A Movie No One Wanted

In 1963 producer Lee Mendelson made a short documentary about Charles Schulz called A Boy Named Charlie Brown. It included a few minutes of animated Peanuts scenes by Bill Melendez, who had animated the kids for a series of Ford Motor commercials, and music by jazz pianist Vince Guaraldi. Sadly, no television network wanted to air it.
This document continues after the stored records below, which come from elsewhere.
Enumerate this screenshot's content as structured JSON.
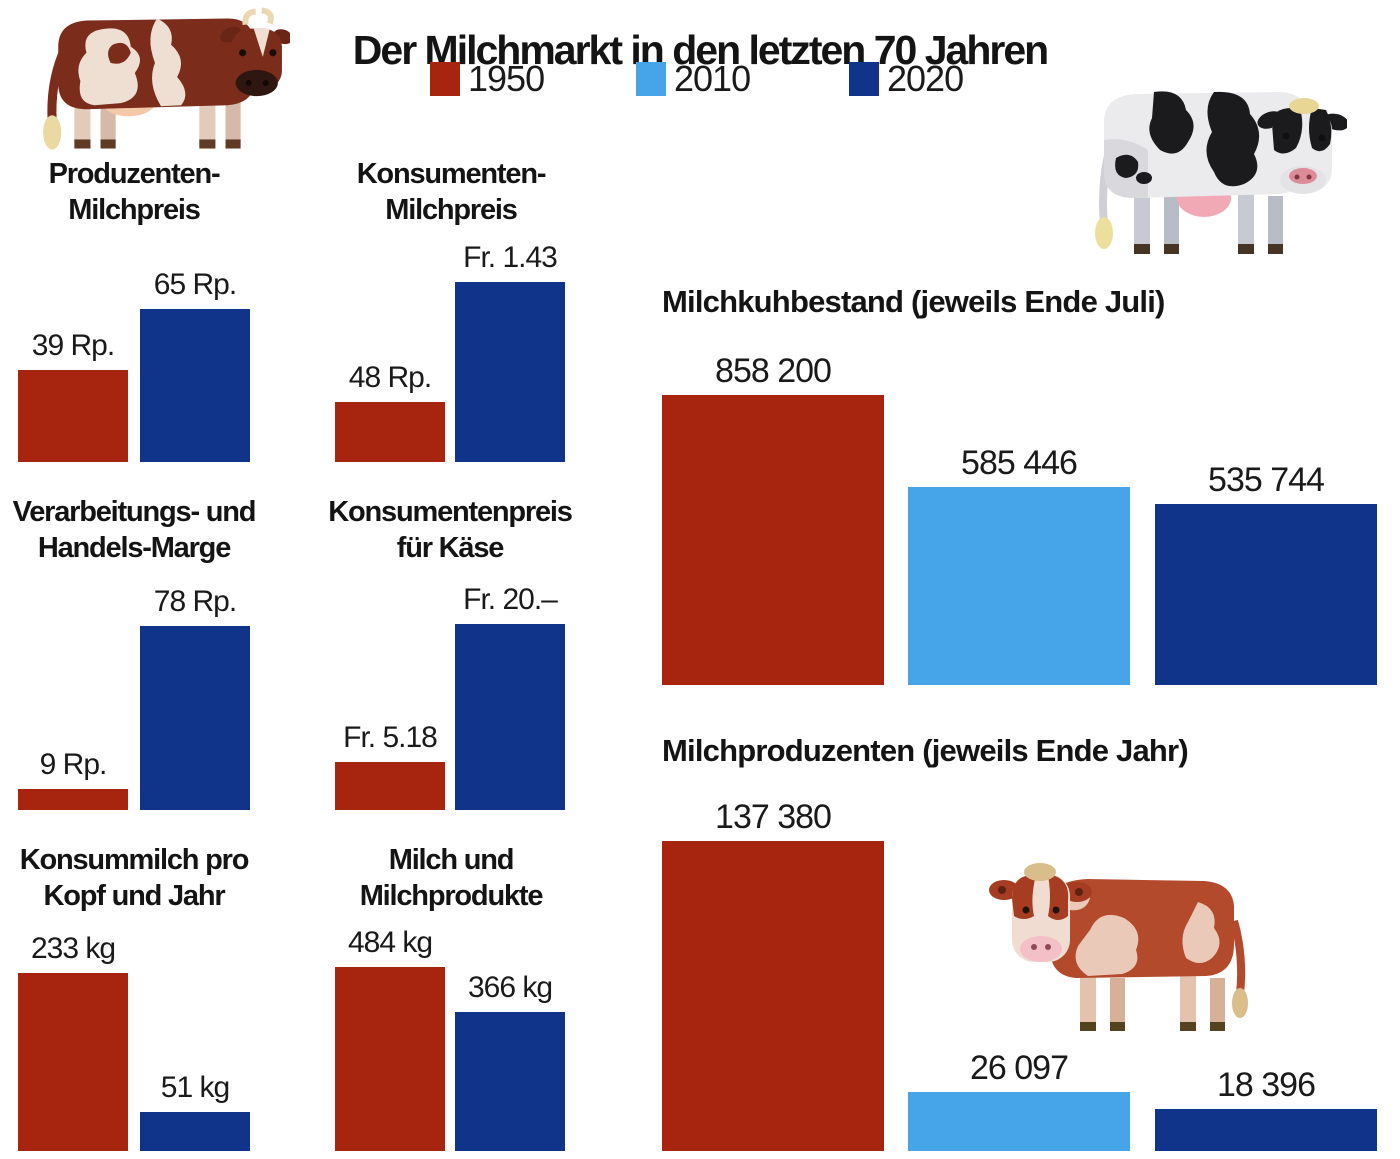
{
  "title": "Der Milchmarkt in den letzten 70 Jahren",
  "legend": {
    "items": [
      {
        "label": "1950",
        "color": "#a7250f"
      },
      {
        "label": "2010",
        "color": "#45a5e8"
      },
      {
        "label": "2020",
        "color": "#103489"
      }
    ]
  },
  "colors": {
    "bar_1950": "#a7250f",
    "bar_2010": "#45a5e8",
    "bar_2020": "#103489",
    "text": "#141414",
    "background": "#ffffff"
  },
  "illustrations": {
    "top_left": "red-pied-cow",
    "top_right": "holstein-cow",
    "bottom_right": "simmental-cow"
  },
  "chart_data": [
    {
      "id": "produzenten-milchpreis",
      "type": "bar",
      "title_lines": [
        "Produzenten-",
        "Milchpreis"
      ],
      "categories": [
        "1950",
        "2020"
      ],
      "values": [
        39,
        65
      ],
      "value_labels": [
        "39 Rp.",
        "65 Rp."
      ],
      "unit": "Rappen"
    },
    {
      "id": "konsumenten-milchpreis",
      "type": "bar",
      "title_lines": [
        "Konsumenten-",
        "Milchpreis"
      ],
      "categories": [
        "1950",
        "2020"
      ],
      "values": [
        48,
        143
      ],
      "value_labels": [
        "48 Rp.",
        "Fr. 1.43"
      ],
      "unit": "Rappen"
    },
    {
      "id": "verarbeitungs-und-handels-marge",
      "type": "bar",
      "title_lines": [
        "Verarbeitungs- und",
        "Handels-Marge"
      ],
      "categories": [
        "1950",
        "2020"
      ],
      "values": [
        9,
        78
      ],
      "value_labels": [
        "9 Rp.",
        "78 Rp."
      ],
      "unit": "Rappen"
    },
    {
      "id": "konsumentenpreis-fuer-kaese",
      "type": "bar",
      "title_lines": [
        "Konsumentenpreis",
        "für Käse"
      ],
      "categories": [
        "1950",
        "2020"
      ],
      "values": [
        5.18,
        20
      ],
      "value_labels": [
        "Fr. 5.18",
        "Fr. 20.–"
      ],
      "unit": "Franken"
    },
    {
      "id": "konsummilch-pro-kopf-und-jahr",
      "type": "bar",
      "title_lines": [
        "Konsummilch pro",
        "Kopf und Jahr"
      ],
      "categories": [
        "1950",
        "2020"
      ],
      "values": [
        233,
        51
      ],
      "value_labels": [
        "233 kg",
        "51 kg"
      ],
      "unit": "kg"
    },
    {
      "id": "milch-und-milchprodukte",
      "type": "bar",
      "title_lines": [
        "Milch und",
        "Milchprodukte"
      ],
      "categories": [
        "1950",
        "2020"
      ],
      "values": [
        484,
        366
      ],
      "value_labels": [
        "484 kg",
        "366 kg"
      ],
      "unit": "kg"
    },
    {
      "id": "milchkuhbestand",
      "type": "bar",
      "title": "Milchkuhbestand (jeweils Ende Juli)",
      "categories": [
        "1950",
        "2010",
        "2020"
      ],
      "values": [
        858200,
        585446,
        535744
      ],
      "value_labels": [
        "858 200",
        "585 446",
        "535 744"
      ],
      "unit": "Kühe"
    },
    {
      "id": "milchproduzenten",
      "type": "bar",
      "title": "Milchproduzenten (jeweils Ende Jahr)",
      "categories": [
        "1950",
        "2010",
        "2020"
      ],
      "values": [
        137380,
        26097,
        18396
      ],
      "value_labels": [
        "137 380",
        "26 097",
        "18 396"
      ],
      "unit": "Betriebe"
    }
  ]
}
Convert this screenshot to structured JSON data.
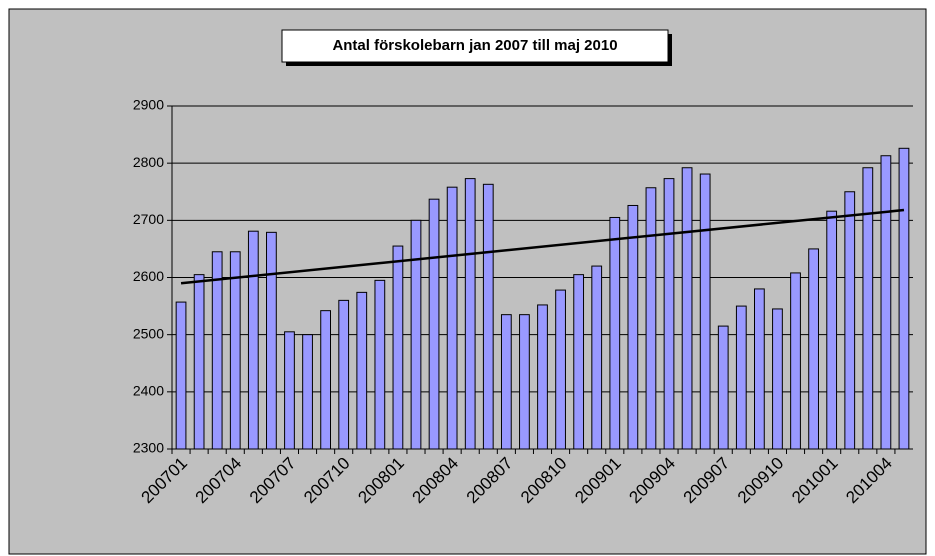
{
  "chart_data": {
    "type": "bar",
    "title": "Antal förskolebarn jan 2007 till maj 2010",
    "categories": [
      "200701",
      null,
      null,
      "200704",
      null,
      null,
      "200707",
      null,
      null,
      "200710",
      null,
      null,
      "200801",
      null,
      null,
      "200804",
      null,
      null,
      "200807",
      null,
      null,
      "200810",
      null,
      null,
      "200901",
      null,
      null,
      "200904",
      null,
      null,
      "200907",
      null,
      null,
      "200910",
      null,
      null,
      "201001",
      null,
      null,
      "201004",
      null
    ],
    "values": [
      2557,
      2605,
      2645,
      2645,
      2681,
      2679,
      2505,
      2500,
      2542,
      2560,
      2574,
      2595,
      2655,
      2700,
      2737,
      2758,
      2773,
      2763,
      2535,
      2535,
      2552,
      2578,
      2605,
      2620,
      2705,
      2726,
      2757,
      2773,
      2792,
      2781,
      2515,
      2550,
      2580,
      2545,
      2608,
      2650,
      2716,
      2750,
      2792,
      2813,
      2826
    ],
    "color": "#9999ff",
    "trendline": [
      2590,
      2718
    ],
    "ylim": [
      2300,
      2900
    ],
    "yticks": [
      2300,
      2400,
      2500,
      2600,
      2700,
      2800,
      2900
    ],
    "grid": true
  }
}
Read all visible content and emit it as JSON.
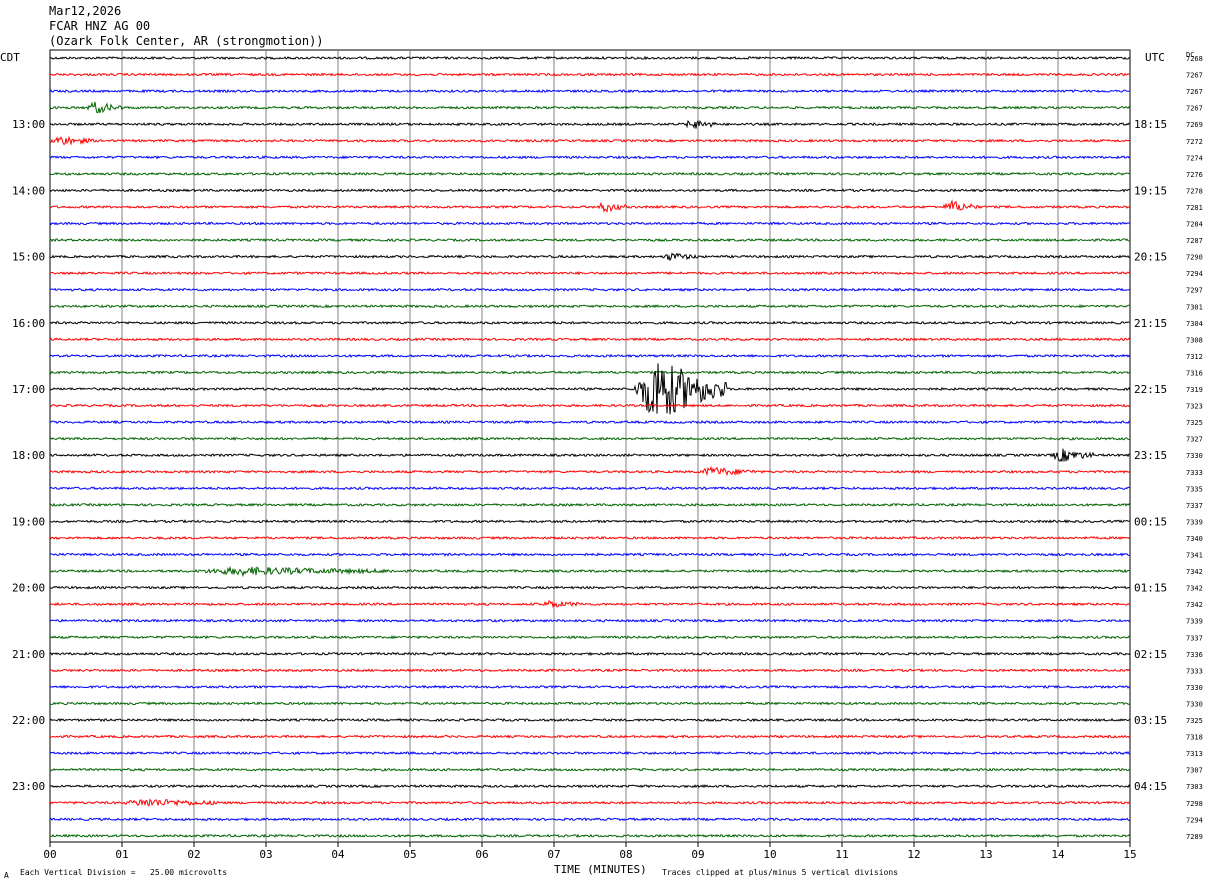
{
  "header": {
    "date": "Mar12,2026",
    "channel": "FCAR HNZ AG 00",
    "station": "(Ozark Folk Center, AR (strongmotion))"
  },
  "left_axis_title": "CDT",
  "right_axis_title": "UTC",
  "dc_title": "DC",
  "footer": {
    "scale_note": "Each Vertical Division =   25.00 microvolts",
    "xlabel": "TIME (MINUTES)",
    "clip_note": "Traces clipped at plus/minus 5 vertical divisions",
    "corner_mark": "A"
  },
  "colors": {
    "trace_cycle": [
      "#000000",
      "#ff0000",
      "#0000ff",
      "#006400"
    ],
    "grid": "#808080"
  },
  "chart_data": {
    "type": "line",
    "xlabel": "TIME (MINUTES)",
    "xlim": [
      0,
      15
    ],
    "x_ticks": [
      "00",
      "01",
      "02",
      "03",
      "04",
      "05",
      "06",
      "07",
      "08",
      "09",
      "10",
      "11",
      "12",
      "13",
      "14",
      "15"
    ],
    "trace_minutes": 15,
    "trace_count": 48,
    "local_hour_labels": [
      "13:00",
      "14:00",
      "15:00",
      "16:00",
      "17:00",
      "18:00",
      "19:00",
      "20:00",
      "21:00",
      "22:00",
      "23:00"
    ],
    "utc_hour_labels": [
      "18:15",
      "19:15",
      "20:15",
      "21:15",
      "22:15",
      "23:15",
      "00:15",
      "01:15",
      "02:15",
      "03:15",
      "04:15"
    ],
    "hour_label_first_trace": 4,
    "traces_per_hour": 4,
    "dc_offsets": [
      7268,
      7267,
      7267,
      7267,
      7269,
      7272,
      7274,
      7276,
      7278,
      7281,
      7284,
      7287,
      7290,
      7294,
      7297,
      7301,
      7304,
      7308,
      7312,
      7316,
      7319,
      7323,
      7325,
      7327,
      7330,
      7333,
      7335,
      7337,
      7339,
      7340,
      7341,
      7342,
      7342,
      7342,
      7339,
      7337,
      7336,
      7333,
      7330,
      7330,
      7325,
      7318,
      7313,
      7307,
      7303,
      7298,
      7294,
      7289
    ],
    "events": [
      {
        "trace": 20,
        "start_min": 8.1,
        "end_min": 9.4,
        "amplitude_divisions": 5,
        "note": "largest signal, clipped"
      },
      {
        "trace": 3,
        "start_min": 0.5,
        "end_min": 1.0,
        "amplitude_divisions": 0.8
      },
      {
        "trace": 4,
        "start_min": 8.8,
        "end_min": 9.3,
        "amplitude_divisions": 0.6
      },
      {
        "trace": 5,
        "start_min": 0.0,
        "end_min": 0.6,
        "amplitude_divisions": 0.6
      },
      {
        "trace": 9,
        "start_min": 12.4,
        "end_min": 12.9,
        "amplitude_divisions": 0.8
      },
      {
        "trace": 9,
        "start_min": 7.6,
        "end_min": 8.0,
        "amplitude_divisions": 0.7
      },
      {
        "trace": 12,
        "start_min": 8.5,
        "end_min": 9.0,
        "amplitude_divisions": 0.5
      },
      {
        "trace": 24,
        "start_min": 13.9,
        "end_min": 14.5,
        "amplitude_divisions": 0.9
      },
      {
        "trace": 25,
        "start_min": 9.0,
        "end_min": 9.8,
        "amplitude_divisions": 0.6
      },
      {
        "trace": 31,
        "start_min": 2.0,
        "end_min": 4.8,
        "amplitude_divisions": 0.5
      },
      {
        "trace": 45,
        "start_min": 1.0,
        "end_min": 2.4,
        "amplitude_divisions": 0.5
      },
      {
        "trace": 33,
        "start_min": 6.8,
        "end_min": 7.4,
        "amplitude_divisions": 0.4
      }
    ]
  }
}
But in 1965, after the Peanuts made the cover of TIME magazine, an advertising agent for the Coca-Cola company who had seen the Schulz documentary called Mendelson. The agent asked if Mendelson had thought about creating a Peanuts Christmas special. Mendelson fibbed that he had; the following day, he and Schulz came up with the story.

The Wise Men Meet

The basics of the cartoon were laid out within a few hours. It would include ice-skating; a pageant (Mendelson and Schulz had both flubbed parts in school shows); a mix of Christmas carols and Guaraldi's contemporary jazz; and the message that Christmas is really about the joyful miracle of Jesus's birth.

Schulz wanted A Charlie Brown Christmas to have the religious meaning that was central to his own experience of Christmas. And though the special was made in California, Schulz wanted it to include snowy scenes that recalled his native Midwest.

Christmas Critics

Even Schulz admitted that he was probably the only person who could have gotten A Charlie Brown Christmas made. Television executives hated it from the start.

It was criticized as being too religious—Linus quotes straight from the King James Bible (Luke 2:8-14). It was criticized for featuring contemporary jazz, an offbeat choice for a cartoon. It was criticized for not having a laugh track. It was criticized for using the voices of real children (except for Snoopy, who was voiced by animator Melendez).

O Happy Night

But it was an instant hit with viewers and reviewers alike.

On Thursday, December 9, 1965, A Charlie Brown Christmas was seen in more than 15 million homes, capturing nearly half of the possible audience. That week it was number two in the ratings, after Bonanza. It won critical acclaim as well as an Emmy Award for Outstanding Children's Program and a Peabody Award for excellence in programming.

Lost Footage

Unless you've watched A Charlie Brown Christmas from the get-go, you haven't seen the whole show. Coca-Cola, its first sponsor, had left its mark—or rather its logo, which appeared several times. For instance, in the skating scene, Snoopy throws Linus from the rink into a Coca-Cola sign (did you ever wonder where Linus lands?). Later sponsors objected, and the frames were edited out.

Several minutes' worth of footage was also clipped to allow more time for commercials, though some has been restored. Until 1997, the scene in which the Peanuts throw snowballs at a can on a fence was missing from both broadcast and video versions.